ビッキーは当然のように、いただきます、と両手を合わせる。
春花としては、和食がとても恋しかった。昔は筑前煮のニンジンが苦手だったが、今なら平気で食べられる気がする。だが、問題はそこではない。この料理はビッキーと呼ばれる少女の好みなのだろうか。だとしたらビッキーは日本人であることは確か。だが、腑に落ちない点がある。
――日本が滅んだあの夜、突然海から現れて、本人も自身の記憶が無いんだ。
そう、レミーが言っていた。日本が滅んだその日の夜にアメリカに現れたのだとしたら、もとからアメリカ近海にいたということになる。

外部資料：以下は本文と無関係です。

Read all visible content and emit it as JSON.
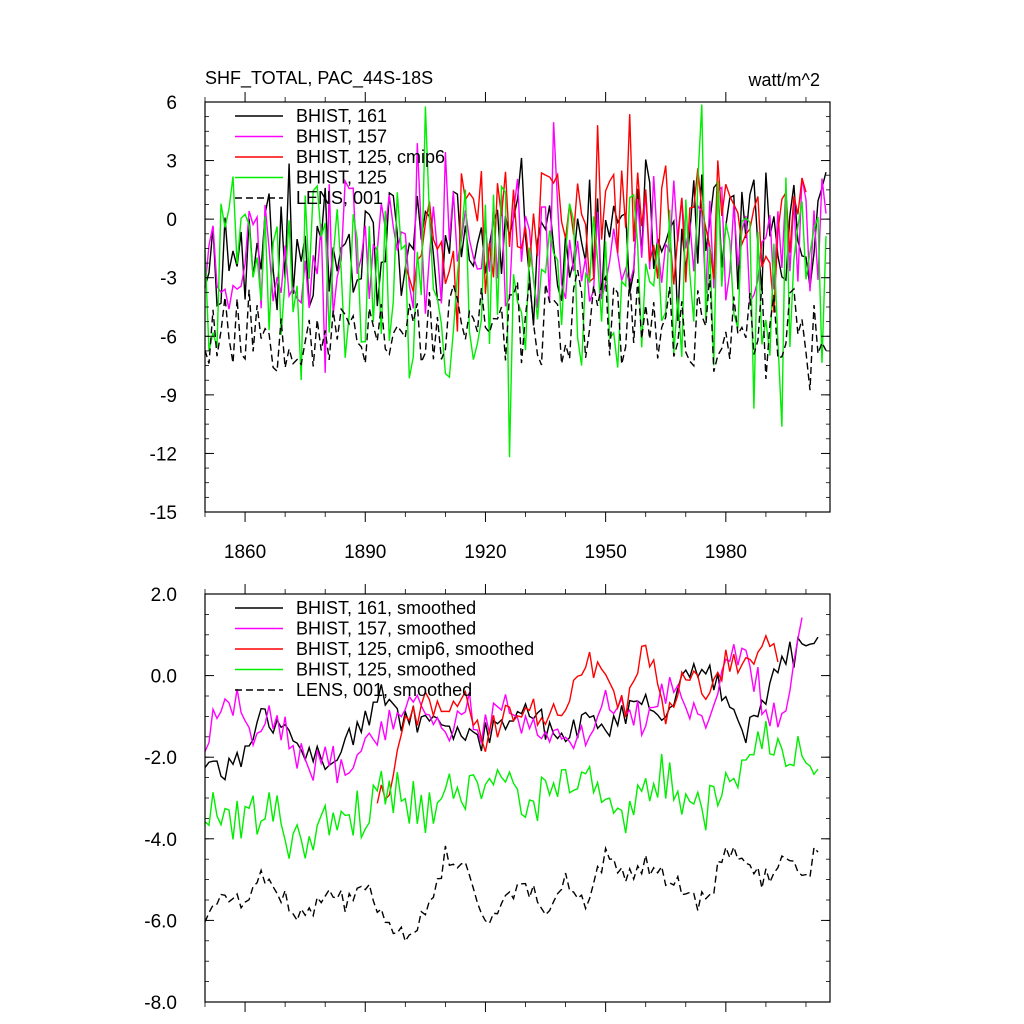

すると、筑前煮の鶏肉を箸でつまみ上げてビッキーが口を開く。
「そう難しい顔をするな春花、飯がまずくなる。私自身も記憶が無いのでな、あまり多くは答えられんが、私は今は昔、千年以上前に生きた日本人であることは確かで、接触者であり地球意思そのものでもある」
疑問が増殖するばかりだ。接触者であり地球意思でもあるということの意味がわからない。そもそも、地球意思はずっと概念や現象が具現化した存在だと思っていた。奴らに実体などあるのだろうか。

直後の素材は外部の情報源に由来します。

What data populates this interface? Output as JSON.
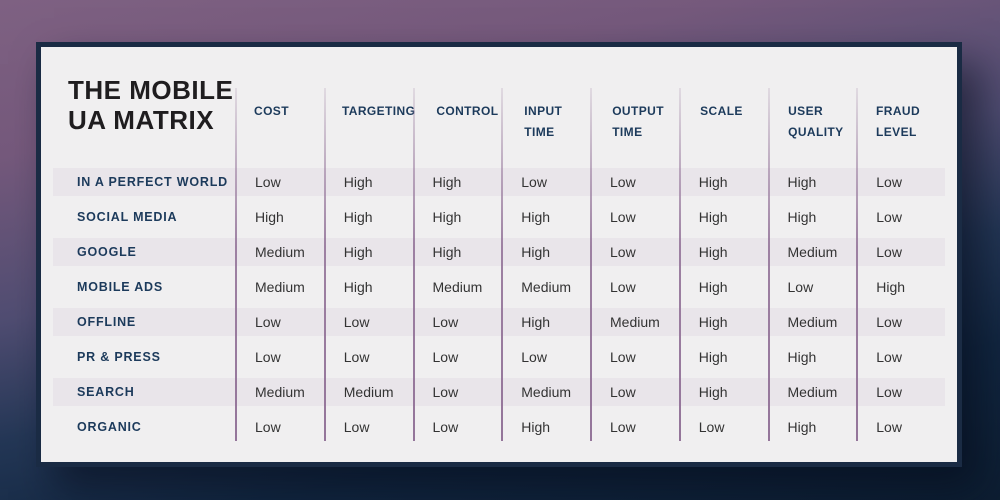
{
  "title": {
    "line1": "THE MOBILE",
    "line2": "UA MATRIX"
  },
  "chart_data": {
    "type": "table",
    "title": "THE MOBILE UA MATRIX",
    "columns": [
      "COST",
      "TARGETING",
      "CONTROL",
      "INPUT TIME",
      "OUTPUT TIME",
      "SCALE",
      "USER QUALITY",
      "FRAUD LEVEL"
    ],
    "rows": [
      {
        "label": "IN A PERFECT WORLD",
        "values": [
          "Low",
          "High",
          "High",
          "Low",
          "Low",
          "High",
          "High",
          "Low"
        ]
      },
      {
        "label": "SOCIAL MEDIA",
        "values": [
          "High",
          "High",
          "High",
          "High",
          "Low",
          "High",
          "High",
          "Low"
        ]
      },
      {
        "label": "GOOGLE",
        "values": [
          "Medium",
          "High",
          "High",
          "High",
          "Low",
          "High",
          "Medium",
          "Low"
        ]
      },
      {
        "label": "MOBILE ADS",
        "values": [
          "Medium",
          "High",
          "Medium",
          "Medium",
          "Low",
          "High",
          "Low",
          "High"
        ]
      },
      {
        "label": "OFFLINE",
        "values": [
          "Low",
          "Low",
          "Low",
          "High",
          "Medium",
          "High",
          "Medium",
          "Low"
        ]
      },
      {
        "label": "PR & PRESS",
        "values": [
          "Low",
          "Low",
          "Low",
          "Low",
          "Low",
          "High",
          "High",
          "Low"
        ]
      },
      {
        "label": "SEARCH",
        "values": [
          "Medium",
          "Medium",
          "Low",
          "Medium",
          "Low",
          "High",
          "Medium",
          "Low"
        ]
      },
      {
        "label": "ORGANIC",
        "values": [
          "Low",
          "Low",
          "Low",
          "High",
          "Low",
          "Low",
          "High",
          "Low"
        ]
      }
    ]
  },
  "colors": {
    "background_top": "#7e6182",
    "background_bottom": "#0d1e32",
    "card_background": "#f0eff0",
    "card_border": "#1a2b44",
    "row_stripe": "#e9e5ea",
    "divider": "#997b9e",
    "heading_text": "#1c3a5b",
    "title_text": "#1f1d1f",
    "value_text": "#333333"
  }
}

「きっとビッキーは人魚の肉を食べて不老不死になったんだよ」そう言ったのはニイナだった。「ほら、八百比丘尼伝説。日本じゃかなり有名なんでしょ?」
八百比丘尼だからビッキーか――と、どうでもいい部分だけが腑に落ちた。
「だからといって、接触者で地球意思そのものである意味がわからないじゃない。そもそも、いったいなんの地球意思なの?」
春花の問いにビッキーは難しそうに眉を互い違いにさせながら筑前煮を口に運ぶ。
「私は母性の地球意思。海のすべてを司る。実体は見てのとおりだが、存在そのものは地球上の七十パーセントを占めている。他に聞きたいことは?」
存在そのものが海――。それが本当だとしたら、その強大さは途方もない。そして、どのような加護を扱うのかさえ想像もつかない。しかし、少なくともニイナはこの海そのものの存在に何かをされたに違いない。